Em âmbito nacional, regional e local, a máquina do
Estado entrara em colapso em face do levante fascista.
Todo o aparato estatal havia se desintegrado, e seu papel foi
assumido por comitês improvisados conforme trabalhadores
tomavam o controle das fábricas e começavam a organizar
as cidades, enquanto no campo os camponeses ocupavam a terra e
estabeleciam cooperativas. A campanha militar continuada contra
os fascistas estava nas mãos de milícias de trabalhadores,
que iniciavam uma ofensiva e estendiam a revolução
ao território que recapturavam.
Escrevendo sobre essa experiência, Trotsky disse: "O
proletariado espanhol apresentava atributos militares de primeira
ordem. Em seu peso específico quanto à vida econômica
do país, em seu nível político e cultural,
o proletariado espanhol estava, no primeiro dia da revolução,
não abaixo, mas acima do proletariado russo do começo
de 1917."
Na Rússia, os bolcheviques não haviam sido capazes
de resolver o problema da coletivização imediata
da terra, mas na Espanha, os próprios camponeses, que haviam
sido altamente proletarizados pelo desenvolvimento do capitalismo,
começaram a coletivização. Franco havia precipitado
a revolução que ele esperava prevenir.
Os republicanos e os socialistas sabiam perfeitamente onde
o verdadeiro poder estava. O presidente Luis Companys disse a
um grupo de anarquistas em 20 de julho: "Hoje vocês
são senhores da cidade de Catalunha... Vocês a conquistaram
e tudo está em seu poder. Se não precisam de mim
ou não me querem como presidente da Catalunha, me digam
agora e eu devo me tornar simplesmente outro soldado na luta contra
o fascismo." Companys havia sido um advogado sindical e sabia
o que estava fazendo. Ele estava preparado para aceitar os comitês
de trabalhadores como o poder de facto na Catalunha até
que pudesse desestabilizá-los e restaurar o Estado burguês.
Mas o Estado trabalhador espanhol permaneceu embrionário.

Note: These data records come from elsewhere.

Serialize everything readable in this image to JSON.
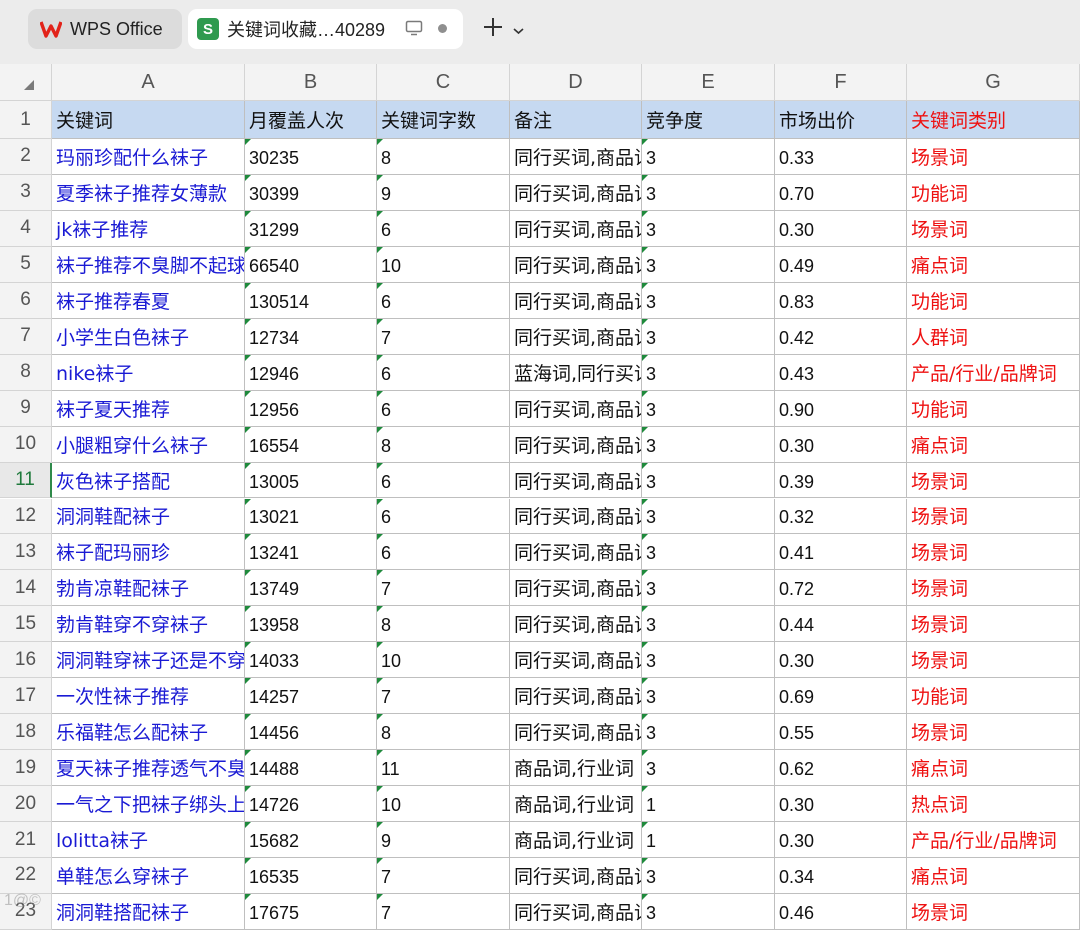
{
  "tabs": {
    "wps": {
      "label": "WPS Office",
      "icon": "wps-logo-icon"
    },
    "doc": {
      "label": "关键词收藏…40289",
      "icon": "spreadsheet-s-icon",
      "badge": "S"
    }
  },
  "sheet": {
    "columns": [
      "A",
      "B",
      "C",
      "D",
      "E",
      "F",
      "G"
    ],
    "active_row": 11,
    "header": [
      "关键词",
      "月覆盖人次",
      "关键词字数",
      "备注",
      "竞争度",
      "市场出价",
      "关键词类别"
    ],
    "rows": [
      [
        "玛丽珍配什么袜子",
        "30235",
        "8",
        "同行买词,商品词",
        "3",
        "0.33",
        "场景词"
      ],
      [
        "夏季袜子推荐女薄款",
        "30399",
        "9",
        "同行买词,商品词",
        "3",
        "0.70",
        "功能词"
      ],
      [
        "jk袜子推荐",
        "31299",
        "6",
        "同行买词,商品词",
        "3",
        "0.30",
        "场景词"
      ],
      [
        "袜子推荐不臭脚不起球",
        "66540",
        "10",
        "同行买词,商品词",
        "3",
        "0.49",
        "痛点词"
      ],
      [
        "袜子推荐春夏",
        "130514",
        "6",
        "同行买词,商品词",
        "3",
        "0.83",
        "功能词"
      ],
      [
        "小学生白色袜子",
        "12734",
        "7",
        "同行买词,商品词",
        "3",
        "0.42",
        "人群词"
      ],
      [
        "nike袜子",
        "12946",
        "6",
        "蓝海词,同行买词",
        "3",
        "0.43",
        "产品/行业/品牌词"
      ],
      [
        "袜子夏天推荐",
        "12956",
        "6",
        "同行买词,商品词",
        "3",
        "0.90",
        "功能词"
      ],
      [
        "小腿粗穿什么袜子",
        "16554",
        "8",
        "同行买词,商品词",
        "3",
        "0.30",
        "痛点词"
      ],
      [
        "灰色袜子搭配",
        "13005",
        "6",
        "同行买词,商品词",
        "3",
        "0.39",
        "场景词"
      ],
      [
        "洞洞鞋配袜子",
        "13021",
        "6",
        "同行买词,商品词",
        "3",
        "0.32",
        "场景词"
      ],
      [
        "袜子配玛丽珍",
        "13241",
        "6",
        "同行买词,商品词",
        "3",
        "0.41",
        "场景词"
      ],
      [
        "勃肯凉鞋配袜子",
        "13749",
        "7",
        "同行买词,商品词",
        "3",
        "0.72",
        "场景词"
      ],
      [
        "勃肯鞋穿不穿袜子",
        "13958",
        "8",
        "同行买词,商品词",
        "3",
        "0.44",
        "场景词"
      ],
      [
        "洞洞鞋穿袜子还是不穿",
        "14033",
        "10",
        "同行买词,商品词",
        "3",
        "0.30",
        "场景词"
      ],
      [
        "一次性袜子推荐",
        "14257",
        "7",
        "同行买词,商品词",
        "3",
        "0.69",
        "功能词"
      ],
      [
        "乐福鞋怎么配袜子",
        "14456",
        "8",
        "同行买词,商品词",
        "3",
        "0.55",
        "场景词"
      ],
      [
        "夏天袜子推荐透气不臭脚",
        "14488",
        "11",
        "商品词,行业词",
        "3",
        "0.62",
        "痛点词"
      ],
      [
        "一气之下把袜子绑头上",
        "14726",
        "10",
        "商品词,行业词",
        "1",
        "0.30",
        "热点词"
      ],
      [
        "lolitta袜子",
        "15682",
        "9",
        "商品词,行业词",
        "1",
        "0.30",
        "产品/行业/品牌词"
      ],
      [
        "单鞋怎么穿袜子",
        "16535",
        "7",
        "同行买词,商品词",
        "3",
        "0.34",
        "痛点词"
      ],
      [
        "洞洞鞋搭配袜子",
        "17675",
        "7",
        "同行买词,商品词",
        "3",
        "0.46",
        "场景词"
      ]
    ]
  },
  "colors": {
    "header_fill": "#c6d9f1",
    "keyword_text": "#1a1ad4",
    "category_text": "#ee1111",
    "active_row": "#1f7a3c"
  }
}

O que havia emergido na Espanha era uma situação
de dualidade de poder. Felix Morrow, o autor de Revolução
e Contra-Revolução na Espanha, se refere à
"Revolução de 19 de Julho", como uma revolução
incompleta que permaneceu equilibrada no fio da navalha. Nenhum
dos partidos, certamente não o POUM, demandou que os comitês
de trabalhadores fossem centralizados em conselhos nacionais de
soldados e trabalhadores. Em vez disso, os comitês permaneceram
locais e espalhados fragmentadamente. O governo foi capaz de usar
seu controle do banco nacional e das reservas de ouro para exercer
o controle financeiro. O POUM e a CNT nunca tentaram assumir os
bancos.
No decurso das sete semanas seguintes, as organizações
de trabalhadores se aproximaram da República porque, ao
não construir soviets, o POUM concedeu tacitamente o direito
de governar à Azaña, Companys e todo o resto. Em
7 de setembro, o próprio Nin demandou que os ministros
burgueses fossem derrubados, mas, em 18 de setembro, a posição
do POUM havia mudado. Seu jornal declarou que o movimento de esquerda
republicano era "de uma profunda natureza popular".
Agora, afirmava que o governo da Frente Popular podia garantir
o socialismo.
Nin chegou à conclusão lógica e se juntou
ao governo catalão. Foi a violação de um
século de experiência revolucionária acumulada.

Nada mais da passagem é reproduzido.